Cote d'Ivoire: Bridge Bank, la banque de Yérim Sow, presque en cessation de paiement et qui fait des misères à ses clients

Photo: L'Intelligent d'Abidjan
Bridge Bank d'Abidjan

L'entrepreneur sénégalais, Yérim Sow, à la tête de la holding Teylium, propriété de Bridge Bank Côte d'Ivoire, est-il au rouge ? À Abidjan, où la banque opère, ses agissements agacent et font du bruit. Selon nos confrères du Journal ivoirien » L'Intelligent d'Abidjan » lu par Confidentiel Afrique, qui rapporte les détails de ce flot de misères de Bridge Bank à travers une enquête exhaustive, la banque drivée par le français Jean- Pierre Carpentier se porte mal.

Bridge Bank serait-t-elle en cessation de paiement, comme pourrait le penser une partie de l'opinion ? Ou la banque fait-elle preuve d'une pure et simple de mauvaise foi ? s'interroge L'Intelligent d'Abidjan.

<< Le non-respect, apparemment délibéré, des engagements de Bridge Bank, vis-à-vis d'un de ses clients, ajouté au mépris total affiché face aux décisions de la justice, ainsi qu'à une investigation de la presse sur la question, suscite une réelle inquiétude dans le monde des affaires en Côte d'Ivoire.

Et c'est Monsieur C. opérateur économique ivoiro-libanais qui en paye aujourd'hui les frais, avec une perte totale de crédibilité vis à vis de ses partenaires. Ayant cru aux slogans de cette banque privée qui stipule qu'elle intervient «notamment dans le secteur des PME et orientée vers l'accompagnement de ses clients par des formules innovantes et personnalisées », Monsieur C, dans le cadre de ses activités professionnelles, a, bénéficié d'une caution solidaire de la banque, payable à la première demande. Sur la base de cette caution signée régulièrement et dûment confirmée par la Bridge Bank, il a obtenu des livraisons de ses marchandises. >>

Bridge Bank s'obstine à respecter le jugement rendu par le Tribunal du Commerce d'Abidjan

Confidentiel Afrique qui a visité le site de L'Intelligent d'Abidjan livre quelques extraits

<< Mais comme cela peut arriver souvent ( et c'est bien à cela que sert la caution bancaire , et les assurances ) , il a fait l'objet d'un défaut et d'une défaillance de paiement. Son fournisseur qui est industriel installé en Côte d'Ivoire s'est alors tourné vers sa banque, en l'occurrence Bridge Bank pour récupérer la caution et faire face aux factures, conformément à la convention, et aux conditions de la garantie bancaire. Et c'est là que commencent les déboires aussi bien de Monsieur C, que de l'industriel fournisseur. Tout simplement parce que Bridge Bank refuse de s'exécuter, et cela dure depuis plusieurs mois, malgré une décision de justice rendue par le tribunal du Commerce, foulant ainsi aux pieds, la décision prise par la justice ivoirienne. » Cette attitude est évidemment loin de rassurer des potentiels investisseurs, sur la crédibilité de cette banque », déplore un des proches de l'opérateur économique qui ne sait plus à saint se vouer. >> renseigné Confidentiel Afrique.
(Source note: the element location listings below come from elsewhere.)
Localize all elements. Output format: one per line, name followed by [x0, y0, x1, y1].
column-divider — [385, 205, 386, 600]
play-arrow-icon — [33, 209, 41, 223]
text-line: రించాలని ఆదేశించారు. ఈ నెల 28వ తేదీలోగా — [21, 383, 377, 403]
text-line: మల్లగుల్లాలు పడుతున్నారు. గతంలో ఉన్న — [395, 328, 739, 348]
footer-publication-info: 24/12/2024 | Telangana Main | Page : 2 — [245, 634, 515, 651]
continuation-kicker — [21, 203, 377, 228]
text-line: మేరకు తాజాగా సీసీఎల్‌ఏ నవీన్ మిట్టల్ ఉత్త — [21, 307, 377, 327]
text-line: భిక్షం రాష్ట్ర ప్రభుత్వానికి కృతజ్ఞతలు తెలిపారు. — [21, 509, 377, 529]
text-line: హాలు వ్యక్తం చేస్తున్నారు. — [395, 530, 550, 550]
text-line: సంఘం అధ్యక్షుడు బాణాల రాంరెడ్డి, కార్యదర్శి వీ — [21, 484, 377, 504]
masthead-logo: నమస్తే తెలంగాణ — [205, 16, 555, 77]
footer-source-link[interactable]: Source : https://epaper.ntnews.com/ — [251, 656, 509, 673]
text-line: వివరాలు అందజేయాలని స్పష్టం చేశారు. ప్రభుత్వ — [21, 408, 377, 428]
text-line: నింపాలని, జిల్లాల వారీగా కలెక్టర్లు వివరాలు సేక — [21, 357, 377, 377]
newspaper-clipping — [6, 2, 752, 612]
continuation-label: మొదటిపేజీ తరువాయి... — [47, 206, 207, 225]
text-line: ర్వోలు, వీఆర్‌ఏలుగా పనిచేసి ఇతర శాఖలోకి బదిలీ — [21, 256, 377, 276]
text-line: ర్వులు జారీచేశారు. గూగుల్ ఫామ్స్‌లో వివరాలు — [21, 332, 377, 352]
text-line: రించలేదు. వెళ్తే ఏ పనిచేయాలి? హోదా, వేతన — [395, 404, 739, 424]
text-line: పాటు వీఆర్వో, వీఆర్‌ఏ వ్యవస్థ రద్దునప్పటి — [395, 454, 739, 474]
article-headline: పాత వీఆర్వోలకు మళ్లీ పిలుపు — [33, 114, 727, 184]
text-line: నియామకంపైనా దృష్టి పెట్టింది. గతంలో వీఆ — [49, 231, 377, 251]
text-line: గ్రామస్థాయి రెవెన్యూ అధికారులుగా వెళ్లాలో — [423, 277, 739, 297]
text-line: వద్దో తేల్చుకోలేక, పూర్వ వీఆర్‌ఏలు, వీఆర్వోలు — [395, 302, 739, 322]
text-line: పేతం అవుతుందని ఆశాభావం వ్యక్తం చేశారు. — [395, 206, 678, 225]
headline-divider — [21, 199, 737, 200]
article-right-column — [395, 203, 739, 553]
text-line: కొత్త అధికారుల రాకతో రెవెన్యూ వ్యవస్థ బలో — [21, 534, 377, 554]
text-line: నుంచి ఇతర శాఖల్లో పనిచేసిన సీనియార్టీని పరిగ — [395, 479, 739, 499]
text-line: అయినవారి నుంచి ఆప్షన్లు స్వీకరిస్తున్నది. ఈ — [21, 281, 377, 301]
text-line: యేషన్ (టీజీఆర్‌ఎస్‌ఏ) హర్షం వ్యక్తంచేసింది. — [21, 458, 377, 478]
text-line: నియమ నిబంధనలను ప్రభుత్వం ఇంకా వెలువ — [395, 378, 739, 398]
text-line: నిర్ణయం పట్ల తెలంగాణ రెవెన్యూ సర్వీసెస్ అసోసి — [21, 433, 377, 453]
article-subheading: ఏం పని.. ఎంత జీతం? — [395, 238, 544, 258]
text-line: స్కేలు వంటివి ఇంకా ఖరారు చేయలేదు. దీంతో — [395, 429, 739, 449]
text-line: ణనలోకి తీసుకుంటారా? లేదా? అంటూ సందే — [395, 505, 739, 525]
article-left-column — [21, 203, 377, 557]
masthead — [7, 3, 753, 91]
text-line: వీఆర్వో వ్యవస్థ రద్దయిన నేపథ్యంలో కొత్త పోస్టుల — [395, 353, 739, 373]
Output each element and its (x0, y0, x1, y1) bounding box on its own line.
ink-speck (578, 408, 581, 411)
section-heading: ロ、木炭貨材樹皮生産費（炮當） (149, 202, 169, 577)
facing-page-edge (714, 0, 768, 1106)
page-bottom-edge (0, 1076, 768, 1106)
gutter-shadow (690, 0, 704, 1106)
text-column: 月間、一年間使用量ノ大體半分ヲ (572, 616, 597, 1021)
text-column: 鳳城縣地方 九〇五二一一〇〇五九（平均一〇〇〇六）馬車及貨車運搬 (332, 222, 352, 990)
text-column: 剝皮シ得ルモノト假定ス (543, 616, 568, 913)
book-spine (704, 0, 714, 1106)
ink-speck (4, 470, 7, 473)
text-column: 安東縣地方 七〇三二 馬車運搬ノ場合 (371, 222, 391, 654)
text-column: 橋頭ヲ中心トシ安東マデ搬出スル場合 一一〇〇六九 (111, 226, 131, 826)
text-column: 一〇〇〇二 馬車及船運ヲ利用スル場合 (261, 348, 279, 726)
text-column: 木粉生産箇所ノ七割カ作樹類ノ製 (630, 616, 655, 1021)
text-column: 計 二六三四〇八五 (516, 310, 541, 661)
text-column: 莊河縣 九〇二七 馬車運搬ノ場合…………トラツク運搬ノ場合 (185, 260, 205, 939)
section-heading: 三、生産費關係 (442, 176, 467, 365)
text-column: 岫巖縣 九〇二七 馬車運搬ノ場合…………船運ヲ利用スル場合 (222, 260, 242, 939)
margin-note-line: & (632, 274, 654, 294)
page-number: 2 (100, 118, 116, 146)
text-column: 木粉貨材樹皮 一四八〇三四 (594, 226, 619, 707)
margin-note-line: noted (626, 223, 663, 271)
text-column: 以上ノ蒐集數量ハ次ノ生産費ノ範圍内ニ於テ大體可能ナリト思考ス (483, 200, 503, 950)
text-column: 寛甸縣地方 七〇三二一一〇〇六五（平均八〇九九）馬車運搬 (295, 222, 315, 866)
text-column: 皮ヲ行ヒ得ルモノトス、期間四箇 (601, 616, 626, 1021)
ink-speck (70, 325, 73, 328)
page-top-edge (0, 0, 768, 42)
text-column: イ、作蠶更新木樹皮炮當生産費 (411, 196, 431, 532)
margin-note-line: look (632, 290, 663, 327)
Le mépris de Bridge Bank envers la presse

Bridge Bank, selon les informations en notre possession, refuse malgré la décision de Justice d'exécuter la caution solidaire de 350 millions Fcfa alors qu'elle aurait des avoirs d'un montant de 500 millions du monsieur pour qui elle a fait la caution. D'ailleurs, cette somme a été bloquée et saisie sur le compte de la banque à la Bceao (Banque centrale des états de l'Afrique de l'ouest) ?. Qu'est ce qui n'a donc pas marché au sujet de cette créance ?

Devant cette situation jugée » incompréhensible » de la part de l'opérateur économique, et de ses partenaires nous avons à plusieurs reprises joint par téléphone, le siège de Bridge Bank Group-Abidjan, dans le but d'échanger sur le dossier, avec son Directeur général, Jean-Pierre Carpentier, ou au moins, avec son représentant. Nos différentes démarches se sont heurtées à une tour d'ivoire. Notre souci de l'équilibre de l'information qui dure plusieurs mois, y compris par téléphone, est resté sans succès. Surtout, lorsque nous évoquons ce dossier comme « motif » de demandes d'audiences, à notre interlocutrice (l'assistance du DG), lors de nos nombreux appels téléphoniques. Il reste difficile de comprendre pourquoi la banque refuse de donner les raisons de son refus de faire droit à ses engagements, préférant les spéculations et la poursuite de suspicions susceptibles de froisser la confiance de ses autres clients , et partenaires financiers.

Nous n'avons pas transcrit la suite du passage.